UK has no legal obligations towards Isis suspects, court told

Alexanda Kotey, left, and El Shafee Elsheikh
Alexanda Kotey, left, and El Shafee Elsheikh were captured in February by Syrian Kurdish fighters. Photograph: Hussein Malla/AP

The Isis terrorist suspect and former British citizen El Shafee Elsheikh has no enforceable rights under human rights legislation or common law in the UK, the high court has heard.

Elsheikh, who is facing extradition to the US, where he could be sentenced to death, has been “assessed” to be a Sudanese citizen, Sir James Eadie QC, for the Home Office, told the court on Tuesday.

Elsheikh, who was stripped of his British citizenship in 2014, is being held by Syrian democratic forces in Syria, Eadie said. “[He] chose to go to Syria. He is suspected of involvement in the beheading of British, American and Japanese [hostages].”

Eadie said: “The seriousness of the crimes is at the apex of the seriousness of crimes. For that reason there’s the most powerful interest in the investigation of these crimes and the trial of those involved.”

Elsheikh and Alexanda Kotey, who both were raised in Britain, are alleged to have been part of an Isis terrorism cell, some of whom were known as “the Beatles”, which is thought to have carried out 27 beheadings of US and UK citizens in Isis-held territory. Those killed included the British aid workers Alan Henning and David Haines and the American journalists James Foley and Steven Sotloff.

The pair were captured in February by Syrian Kurdish fighters, prompting behind-the-scenes negotiations between the UK and the US governments over where they should be prosecuted.

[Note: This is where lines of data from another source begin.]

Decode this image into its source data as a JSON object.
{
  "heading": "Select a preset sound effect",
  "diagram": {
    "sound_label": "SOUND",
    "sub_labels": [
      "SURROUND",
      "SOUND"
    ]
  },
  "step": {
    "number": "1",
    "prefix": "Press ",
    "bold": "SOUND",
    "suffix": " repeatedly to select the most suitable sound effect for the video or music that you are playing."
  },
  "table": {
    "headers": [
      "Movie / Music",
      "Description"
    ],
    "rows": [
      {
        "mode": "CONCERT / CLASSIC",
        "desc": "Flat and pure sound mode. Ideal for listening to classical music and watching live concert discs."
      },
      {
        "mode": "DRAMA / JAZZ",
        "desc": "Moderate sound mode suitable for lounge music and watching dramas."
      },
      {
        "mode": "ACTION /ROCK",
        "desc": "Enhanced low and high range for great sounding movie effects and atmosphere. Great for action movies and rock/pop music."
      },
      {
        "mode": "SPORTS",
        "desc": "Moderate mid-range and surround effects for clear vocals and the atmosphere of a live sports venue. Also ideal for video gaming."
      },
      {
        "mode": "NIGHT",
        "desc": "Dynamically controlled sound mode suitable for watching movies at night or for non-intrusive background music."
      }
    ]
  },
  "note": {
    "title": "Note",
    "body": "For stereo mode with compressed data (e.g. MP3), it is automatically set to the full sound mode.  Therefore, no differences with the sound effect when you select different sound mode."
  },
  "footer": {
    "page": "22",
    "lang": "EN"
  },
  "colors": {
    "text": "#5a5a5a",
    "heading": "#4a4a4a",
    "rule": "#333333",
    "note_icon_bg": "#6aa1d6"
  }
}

Maha El Gizouli, Elsheikh’s mother, is challenging the Home Office’s decision to provide mutual legal assistance to US prosecutors without seeking assurances from the US that the two men would not face the death penalty – the approach taken by previous home secretaries, including Theresa May.

Eadie said: “There’s no domestic authority which establishes that the government is under an obligation not to provide mutual legal assistance to a friendly foreign state which is governed by the rule of law and which [has] the death penalty.”

No such prohibition applies under the EU charter, Eadie added, while Elsheikh, who is no longer a UK citizen and is in Syria, is beyond the jurisdiction of the European convention on human rights.

The high court has heard that the security minister Ben Wallace, the home secretary, Sajid Javid, and the former foreign secretary Boris Johnson, all approved the decision not to seek assurances from the Trump administration that Elsheikh and Kotey would not face the death penalty.

Judgment is expected to be reserved to a future date.